PFAS (Forever Chemicals)
PFAS, a long lasting chemical found in many sunscreens, has been banned in cosmetics by California (first in the nation). PFAS do not naturally exit the body for many months or many years and are not known to degrade in the environment, they are considered “forever chemicals.” Widespread human exposure to PFAS in water, food, and air coupled with the lengthy environmental persistence and biological half-lives of months to years for some PFAS have led to measurable PFAS in the blood of nearly the entire population in developed countries, with health effects reported globally.
While much work has provided evidence that these PFAS chemicals are damaging, more studies are required to better understand what can be done to mitigate their effects, especially given they remain in our environment for decades. Therefore, it’s imperative to reduce the amount of PFAS you are exposed to by food, water, and topical care products. Be aware that the damaging effects may be more severe in children given their brain, immune system, and other organs are developing in a rapid manner where toxic chemicals may interfere with developmental signaling molecules in the child’s organs.

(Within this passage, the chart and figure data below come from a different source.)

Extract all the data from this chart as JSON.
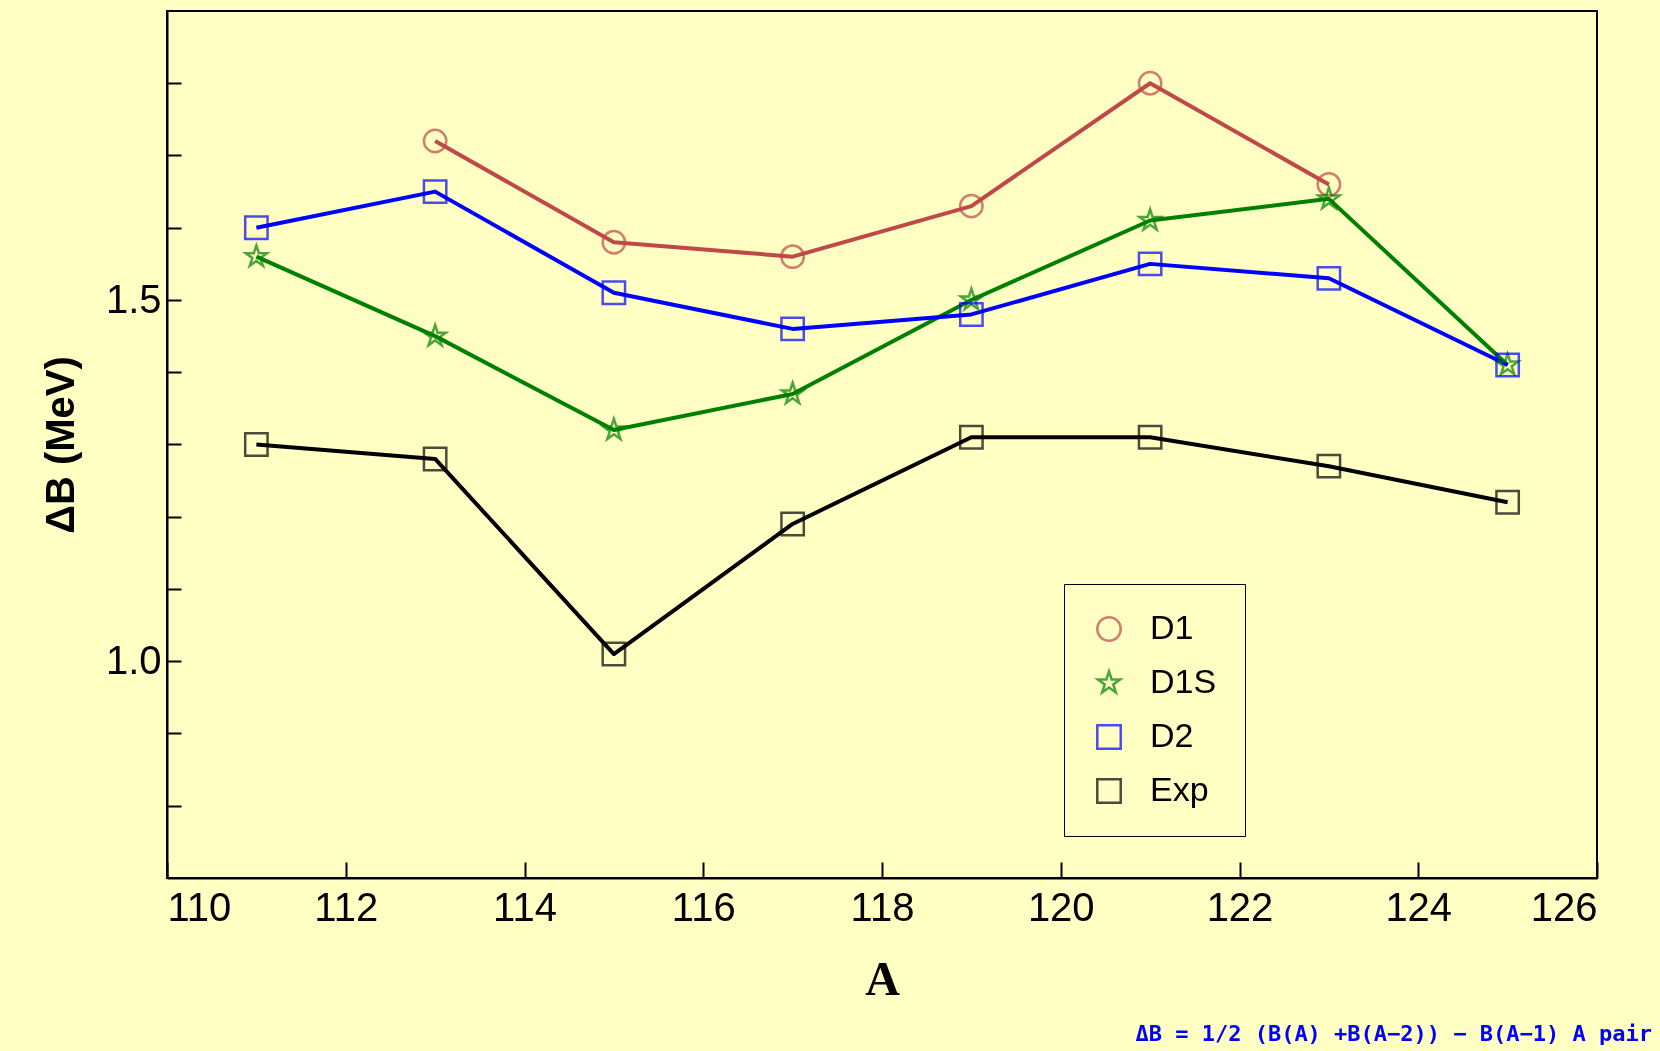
{
  "chart_data": {
    "type": "line",
    "xlabel": "A",
    "ylabel": "ΔB (MeV)",
    "xlim": [
      110,
      126
    ],
    "xticks": [
      110,
      112,
      114,
      116,
      118,
      120,
      122,
      124,
      126
    ],
    "ylim": [
      0.7,
      1.9
    ],
    "yticks": [
      {
        "value": 0.8,
        "label": null
      },
      {
        "value": 0.9,
        "label": null
      },
      {
        "value": 1,
        "label": "1.0"
      },
      {
        "value": 1.1,
        "label": null
      },
      {
        "value": 1.2,
        "label": null
      },
      {
        "value": 1.3,
        "label": null
      },
      {
        "value": 1.4,
        "label": null
      },
      {
        "value": 1.5,
        "label": "1.5"
      },
      {
        "value": 1.6,
        "label": null
      },
      {
        "value": 1.7,
        "label": null
      },
      {
        "value": 1.8,
        "label": null
      }
    ],
    "grid": false,
    "legend": "bottom right",
    "line_style": "solid",
    "x": [
      111,
      113,
      115,
      117,
      119,
      121,
      123,
      125
    ],
    "series": [
      {
        "name": "D1",
        "color": "#c04848",
        "marker": "circle",
        "values": [
          null,
          1.72,
          1.58,
          1.56,
          1.63,
          1.8,
          1.66,
          null
        ]
      },
      {
        "name": "D1S",
        "color": "#008000",
        "marker": "star",
        "values": [
          1.56,
          1.45,
          1.32,
          1.37,
          1.5,
          1.61,
          1.64,
          1.41
        ]
      },
      {
        "name": "D2",
        "color": "#0000ff",
        "marker": "square",
        "values": [
          1.6,
          1.65,
          1.51,
          1.46,
          1.48,
          1.55,
          1.53,
          1.41
        ]
      },
      {
        "name": "Exp",
        "color": "#000000",
        "marker": "square",
        "values": [
          1.3,
          1.28,
          1.01,
          1.19,
          1.31,
          1.31,
          1.27,
          1.22
        ]
      }
    ],
    "annotations": [
      "ΔB = 1/2 (B(A) +B(A−2)) − B(A−1)    A pair"
    ]
  }
}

In conclusion, it is clear that the sun care products we use matter, not only to our personal health but also to the environment. Embracing mineral sunscreens that use ingredients like zinc oxide and titanium dioxide can help us reduce exposure to potentially harmful chemicals. Moreover, it’s crucial to advocate for more stringent regulations and safety studies in the sunscreen industry to ensure that all products on the market are safe for consumers and the environment. The chemicals we interact with daily have far-reaching implications, making it essential to be informed and make conscious choices for our health, the health of future generations, and the well-being of our planet.